When the average person steps onto a bus and chooses a place to sit, they’re likely picking between a window or aisle seat, never realizing how different almost every seat on that bus really is. But as America’s leading supplier of transportation seating, it's Freedman Seating’s business to know just how much customization goes into every bus they outfit.
The company — started in Chicago in the late 19th century by Hyman Freedman and run today by several members of the Freedman family, including his great-grandson, CEO Craig Freedman — manufactures and supplies bus seats for more than 250 bus distributors, the federal government, and many states and municipalities, as well as seats for trucks, trains, and ferry boats.

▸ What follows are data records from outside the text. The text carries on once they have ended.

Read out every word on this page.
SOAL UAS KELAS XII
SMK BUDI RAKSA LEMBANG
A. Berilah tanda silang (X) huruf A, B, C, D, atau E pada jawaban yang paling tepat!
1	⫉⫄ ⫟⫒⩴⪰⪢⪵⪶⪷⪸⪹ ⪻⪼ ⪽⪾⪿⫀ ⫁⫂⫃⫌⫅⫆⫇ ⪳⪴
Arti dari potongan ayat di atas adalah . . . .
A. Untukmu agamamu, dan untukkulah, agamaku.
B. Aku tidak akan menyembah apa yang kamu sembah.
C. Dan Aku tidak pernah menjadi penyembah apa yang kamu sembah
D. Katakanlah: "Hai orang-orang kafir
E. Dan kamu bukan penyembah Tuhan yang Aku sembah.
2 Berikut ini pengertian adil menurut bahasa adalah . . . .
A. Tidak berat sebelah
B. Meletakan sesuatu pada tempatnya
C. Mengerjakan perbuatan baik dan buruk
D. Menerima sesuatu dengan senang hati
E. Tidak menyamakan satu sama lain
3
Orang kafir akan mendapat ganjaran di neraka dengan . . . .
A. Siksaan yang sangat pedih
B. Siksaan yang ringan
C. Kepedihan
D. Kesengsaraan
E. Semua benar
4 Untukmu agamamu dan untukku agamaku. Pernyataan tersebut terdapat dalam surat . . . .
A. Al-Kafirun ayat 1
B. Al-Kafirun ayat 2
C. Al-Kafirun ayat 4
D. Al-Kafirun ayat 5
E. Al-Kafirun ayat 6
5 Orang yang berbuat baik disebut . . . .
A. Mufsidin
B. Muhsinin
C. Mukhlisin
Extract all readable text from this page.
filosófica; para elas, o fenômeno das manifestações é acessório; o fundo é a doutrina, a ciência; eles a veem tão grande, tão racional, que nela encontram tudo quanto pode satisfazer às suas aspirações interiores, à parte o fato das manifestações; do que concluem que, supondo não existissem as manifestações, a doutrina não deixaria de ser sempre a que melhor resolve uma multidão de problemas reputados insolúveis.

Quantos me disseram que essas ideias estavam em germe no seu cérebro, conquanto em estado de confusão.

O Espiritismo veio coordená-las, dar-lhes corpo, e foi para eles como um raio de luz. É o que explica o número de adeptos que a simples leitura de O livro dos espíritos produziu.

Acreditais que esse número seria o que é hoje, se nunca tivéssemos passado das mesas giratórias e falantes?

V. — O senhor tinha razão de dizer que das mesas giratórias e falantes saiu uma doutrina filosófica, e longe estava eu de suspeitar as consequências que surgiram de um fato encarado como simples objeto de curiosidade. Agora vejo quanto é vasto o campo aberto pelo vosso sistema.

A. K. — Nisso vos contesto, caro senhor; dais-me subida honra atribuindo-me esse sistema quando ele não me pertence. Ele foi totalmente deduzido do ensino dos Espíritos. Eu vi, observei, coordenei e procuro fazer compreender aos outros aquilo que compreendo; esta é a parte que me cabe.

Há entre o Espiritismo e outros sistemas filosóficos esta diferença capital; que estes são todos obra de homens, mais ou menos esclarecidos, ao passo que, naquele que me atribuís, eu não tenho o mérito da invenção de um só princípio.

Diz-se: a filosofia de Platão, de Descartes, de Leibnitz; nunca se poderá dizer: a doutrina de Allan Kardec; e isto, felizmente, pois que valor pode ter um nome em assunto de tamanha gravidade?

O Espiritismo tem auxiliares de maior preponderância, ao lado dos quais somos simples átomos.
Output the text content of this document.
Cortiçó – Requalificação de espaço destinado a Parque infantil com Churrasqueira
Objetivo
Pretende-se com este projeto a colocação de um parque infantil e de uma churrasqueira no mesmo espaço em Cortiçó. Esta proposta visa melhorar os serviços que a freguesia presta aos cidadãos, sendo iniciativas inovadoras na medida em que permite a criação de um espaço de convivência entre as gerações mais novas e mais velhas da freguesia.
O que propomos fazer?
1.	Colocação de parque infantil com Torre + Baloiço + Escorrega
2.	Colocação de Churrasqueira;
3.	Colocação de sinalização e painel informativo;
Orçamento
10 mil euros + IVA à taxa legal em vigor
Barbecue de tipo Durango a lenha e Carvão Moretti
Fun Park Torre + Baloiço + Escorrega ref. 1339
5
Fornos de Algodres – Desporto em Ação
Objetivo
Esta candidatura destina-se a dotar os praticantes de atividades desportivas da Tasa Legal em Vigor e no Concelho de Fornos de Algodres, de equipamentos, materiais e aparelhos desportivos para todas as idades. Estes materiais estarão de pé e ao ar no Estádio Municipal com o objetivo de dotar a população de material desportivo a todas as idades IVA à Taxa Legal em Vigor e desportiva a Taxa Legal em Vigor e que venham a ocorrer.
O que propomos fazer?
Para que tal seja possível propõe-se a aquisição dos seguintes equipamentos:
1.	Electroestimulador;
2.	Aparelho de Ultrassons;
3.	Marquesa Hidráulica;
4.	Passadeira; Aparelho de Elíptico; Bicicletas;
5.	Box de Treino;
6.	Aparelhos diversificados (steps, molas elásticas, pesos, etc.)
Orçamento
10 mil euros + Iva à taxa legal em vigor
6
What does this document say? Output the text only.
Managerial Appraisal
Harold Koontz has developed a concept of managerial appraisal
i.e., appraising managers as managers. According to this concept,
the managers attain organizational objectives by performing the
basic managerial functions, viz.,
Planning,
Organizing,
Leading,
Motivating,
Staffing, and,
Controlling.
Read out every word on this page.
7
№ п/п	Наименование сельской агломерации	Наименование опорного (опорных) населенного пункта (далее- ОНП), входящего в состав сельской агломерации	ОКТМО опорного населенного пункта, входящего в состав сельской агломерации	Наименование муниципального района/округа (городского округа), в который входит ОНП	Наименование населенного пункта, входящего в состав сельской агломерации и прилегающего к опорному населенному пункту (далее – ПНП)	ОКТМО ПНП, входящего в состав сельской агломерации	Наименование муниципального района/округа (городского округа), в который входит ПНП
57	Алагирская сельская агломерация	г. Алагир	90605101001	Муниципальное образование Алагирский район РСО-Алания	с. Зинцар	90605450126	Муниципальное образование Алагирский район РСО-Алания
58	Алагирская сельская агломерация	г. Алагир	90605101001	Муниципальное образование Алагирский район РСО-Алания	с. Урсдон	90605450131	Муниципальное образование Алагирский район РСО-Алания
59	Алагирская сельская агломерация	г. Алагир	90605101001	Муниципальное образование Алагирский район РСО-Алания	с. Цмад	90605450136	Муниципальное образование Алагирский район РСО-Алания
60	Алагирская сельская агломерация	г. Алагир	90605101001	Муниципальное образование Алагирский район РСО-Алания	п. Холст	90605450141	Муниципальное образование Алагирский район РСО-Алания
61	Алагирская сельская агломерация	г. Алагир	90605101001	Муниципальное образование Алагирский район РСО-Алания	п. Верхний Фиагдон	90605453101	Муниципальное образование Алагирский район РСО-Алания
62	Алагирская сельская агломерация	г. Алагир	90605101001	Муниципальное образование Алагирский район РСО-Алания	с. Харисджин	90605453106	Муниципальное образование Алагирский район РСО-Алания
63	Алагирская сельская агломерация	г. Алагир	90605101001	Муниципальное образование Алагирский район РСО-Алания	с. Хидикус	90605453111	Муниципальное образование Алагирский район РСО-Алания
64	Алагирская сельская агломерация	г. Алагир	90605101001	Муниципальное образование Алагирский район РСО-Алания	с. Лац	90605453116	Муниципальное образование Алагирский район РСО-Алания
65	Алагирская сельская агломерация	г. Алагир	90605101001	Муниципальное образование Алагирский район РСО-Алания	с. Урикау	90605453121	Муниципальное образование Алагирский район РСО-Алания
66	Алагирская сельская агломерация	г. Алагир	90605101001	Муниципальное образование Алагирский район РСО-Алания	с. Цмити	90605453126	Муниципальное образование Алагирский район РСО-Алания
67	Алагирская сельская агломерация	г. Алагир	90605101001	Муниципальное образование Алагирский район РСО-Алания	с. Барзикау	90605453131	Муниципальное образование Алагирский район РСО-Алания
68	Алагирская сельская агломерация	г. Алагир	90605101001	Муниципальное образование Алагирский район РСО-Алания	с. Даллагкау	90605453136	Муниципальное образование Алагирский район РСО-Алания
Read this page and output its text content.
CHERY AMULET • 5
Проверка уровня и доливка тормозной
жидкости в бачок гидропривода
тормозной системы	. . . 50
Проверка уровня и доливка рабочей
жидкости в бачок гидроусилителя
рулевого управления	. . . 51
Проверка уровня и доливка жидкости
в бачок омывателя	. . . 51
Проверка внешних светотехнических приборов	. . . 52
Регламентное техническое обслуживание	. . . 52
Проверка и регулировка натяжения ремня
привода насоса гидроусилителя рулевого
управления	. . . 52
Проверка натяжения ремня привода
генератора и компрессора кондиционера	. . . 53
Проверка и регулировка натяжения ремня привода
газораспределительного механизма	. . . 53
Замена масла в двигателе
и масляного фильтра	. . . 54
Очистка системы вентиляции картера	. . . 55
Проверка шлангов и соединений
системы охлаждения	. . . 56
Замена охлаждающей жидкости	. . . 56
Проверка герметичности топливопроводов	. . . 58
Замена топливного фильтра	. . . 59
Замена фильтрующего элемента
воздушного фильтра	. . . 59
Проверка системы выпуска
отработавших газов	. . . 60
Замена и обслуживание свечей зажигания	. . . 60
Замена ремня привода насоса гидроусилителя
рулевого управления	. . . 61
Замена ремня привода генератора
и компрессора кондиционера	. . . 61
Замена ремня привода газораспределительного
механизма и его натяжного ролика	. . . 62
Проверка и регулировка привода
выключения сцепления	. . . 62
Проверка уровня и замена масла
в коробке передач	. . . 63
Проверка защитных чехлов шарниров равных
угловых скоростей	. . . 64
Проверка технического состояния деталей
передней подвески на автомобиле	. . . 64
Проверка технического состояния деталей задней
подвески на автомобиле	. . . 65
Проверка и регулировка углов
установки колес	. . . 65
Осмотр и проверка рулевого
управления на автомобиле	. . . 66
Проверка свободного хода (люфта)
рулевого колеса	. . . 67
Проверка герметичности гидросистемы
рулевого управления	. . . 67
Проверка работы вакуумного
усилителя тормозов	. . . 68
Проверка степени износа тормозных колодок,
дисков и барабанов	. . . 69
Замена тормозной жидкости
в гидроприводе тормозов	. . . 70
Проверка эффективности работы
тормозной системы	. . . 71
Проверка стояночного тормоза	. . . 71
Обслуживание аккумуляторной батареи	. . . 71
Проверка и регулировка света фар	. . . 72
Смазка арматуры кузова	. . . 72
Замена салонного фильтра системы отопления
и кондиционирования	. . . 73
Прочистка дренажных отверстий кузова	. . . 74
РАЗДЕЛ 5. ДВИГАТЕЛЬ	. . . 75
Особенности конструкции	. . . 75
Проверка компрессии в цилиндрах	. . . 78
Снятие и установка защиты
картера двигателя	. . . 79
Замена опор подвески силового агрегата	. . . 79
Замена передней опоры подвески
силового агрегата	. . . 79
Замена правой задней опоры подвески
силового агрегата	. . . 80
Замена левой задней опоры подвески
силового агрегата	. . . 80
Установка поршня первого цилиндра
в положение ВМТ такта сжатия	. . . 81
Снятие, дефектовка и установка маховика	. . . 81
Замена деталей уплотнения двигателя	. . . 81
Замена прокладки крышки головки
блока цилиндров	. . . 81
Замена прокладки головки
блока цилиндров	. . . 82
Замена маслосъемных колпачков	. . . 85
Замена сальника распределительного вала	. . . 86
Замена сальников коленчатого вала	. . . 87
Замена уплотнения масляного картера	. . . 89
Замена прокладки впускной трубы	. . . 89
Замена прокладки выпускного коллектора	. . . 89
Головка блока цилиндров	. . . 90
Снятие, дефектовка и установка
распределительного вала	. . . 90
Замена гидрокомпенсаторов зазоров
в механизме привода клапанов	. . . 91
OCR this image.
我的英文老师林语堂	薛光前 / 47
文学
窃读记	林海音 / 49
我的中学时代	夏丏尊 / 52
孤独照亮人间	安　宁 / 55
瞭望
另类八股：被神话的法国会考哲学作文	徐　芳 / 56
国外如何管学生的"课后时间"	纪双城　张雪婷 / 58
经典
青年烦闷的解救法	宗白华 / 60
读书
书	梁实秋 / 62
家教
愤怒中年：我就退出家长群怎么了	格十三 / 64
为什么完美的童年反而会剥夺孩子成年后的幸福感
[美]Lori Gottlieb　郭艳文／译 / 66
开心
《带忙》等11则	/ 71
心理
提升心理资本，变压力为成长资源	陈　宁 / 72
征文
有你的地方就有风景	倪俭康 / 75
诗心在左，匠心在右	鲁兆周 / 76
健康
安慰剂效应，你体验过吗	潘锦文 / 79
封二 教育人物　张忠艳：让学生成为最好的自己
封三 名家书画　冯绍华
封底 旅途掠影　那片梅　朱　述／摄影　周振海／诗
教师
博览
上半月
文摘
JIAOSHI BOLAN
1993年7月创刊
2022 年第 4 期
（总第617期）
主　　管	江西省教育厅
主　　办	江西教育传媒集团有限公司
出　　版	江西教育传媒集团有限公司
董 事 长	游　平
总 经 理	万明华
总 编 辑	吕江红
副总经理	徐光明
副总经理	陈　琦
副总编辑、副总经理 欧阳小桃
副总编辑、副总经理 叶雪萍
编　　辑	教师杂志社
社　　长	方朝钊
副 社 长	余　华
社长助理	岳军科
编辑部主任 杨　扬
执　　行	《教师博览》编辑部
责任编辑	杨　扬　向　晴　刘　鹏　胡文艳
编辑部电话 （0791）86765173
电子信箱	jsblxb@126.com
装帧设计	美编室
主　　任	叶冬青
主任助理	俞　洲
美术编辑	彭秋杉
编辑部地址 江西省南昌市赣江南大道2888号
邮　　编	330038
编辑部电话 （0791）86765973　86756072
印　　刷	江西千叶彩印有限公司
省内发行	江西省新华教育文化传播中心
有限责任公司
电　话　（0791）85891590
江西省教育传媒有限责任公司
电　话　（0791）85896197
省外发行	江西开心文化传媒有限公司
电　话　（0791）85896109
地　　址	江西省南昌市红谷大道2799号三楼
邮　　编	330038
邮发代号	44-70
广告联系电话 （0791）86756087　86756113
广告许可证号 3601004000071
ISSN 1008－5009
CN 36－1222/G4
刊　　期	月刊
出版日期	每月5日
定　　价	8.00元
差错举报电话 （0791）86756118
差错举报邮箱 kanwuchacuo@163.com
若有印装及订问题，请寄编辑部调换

A lot has changed since Craig Freedman’s great-grandfather first filed and received a patent in 1932 for his spring seat design.
“In a modern-day transit bus, you might see around 40 passenger seats that, to the untrained eye, all look very similar,” explained Freedman. “But actually, of those 40 seats, about 25 are unique in some way, each one custom-configured for that vehicle — from seats that flip and fold out to accommodate people with disabilities to seats that have to clear the vehicle’s heating and air conditioning ducts and electrical lines.”
The market’s demand for such a wide array of seating options, and Freedman Seating’s ability to custom make and supply those seats at the highest quality, has resulted in significant growth for the company.
In fact, after nearly doubling in size over the course of a 10-year span, Freedman Seating was in need of more space to accommodate its growing business. Freedman tapped his Wells Fargo banker, Sean Fox, for guidance and consultation on the best options for moving forward.
“Freedman Seating and Wells Fargo began doing business in the fall of 2009, when the company came to us looking for a bank relationship that could provide them with growth financing and new ideas to help them achieve their goals,” said Fox, a middle market banker at Wells Fargo. “Fortunately, they had a property adjacent to their original footprint, which we were able to help them finance and purchase, essentially doubling their square footage.”
The company worked with Wells Fargo to finance its $10 million expansion project, including a new showroom and an on-site workout facility for employees. The gym offers a competitive perk for Freedman Seating’s 800 employees, and it also provides the unexpected bonus of bringing co-workers together in a new way, noted Freedman.
“I go in there four or five times a week, and I’m working out with people from our sales department or our manufacturing department or our engineering department,” he said. “And we’ve grown a bond that we otherwise wouldn’t — we’ve gotten to know and understand each other better.”
Did you know?
Freedman Seating’s founder, Hyman Freedman, was recognized for his upholstery skills at the 1893 Columbian Exposition, a six-month long World’s Fair held in Chicago to mark the 400th anniversary of Christopher Columbus’ arrival in the New World.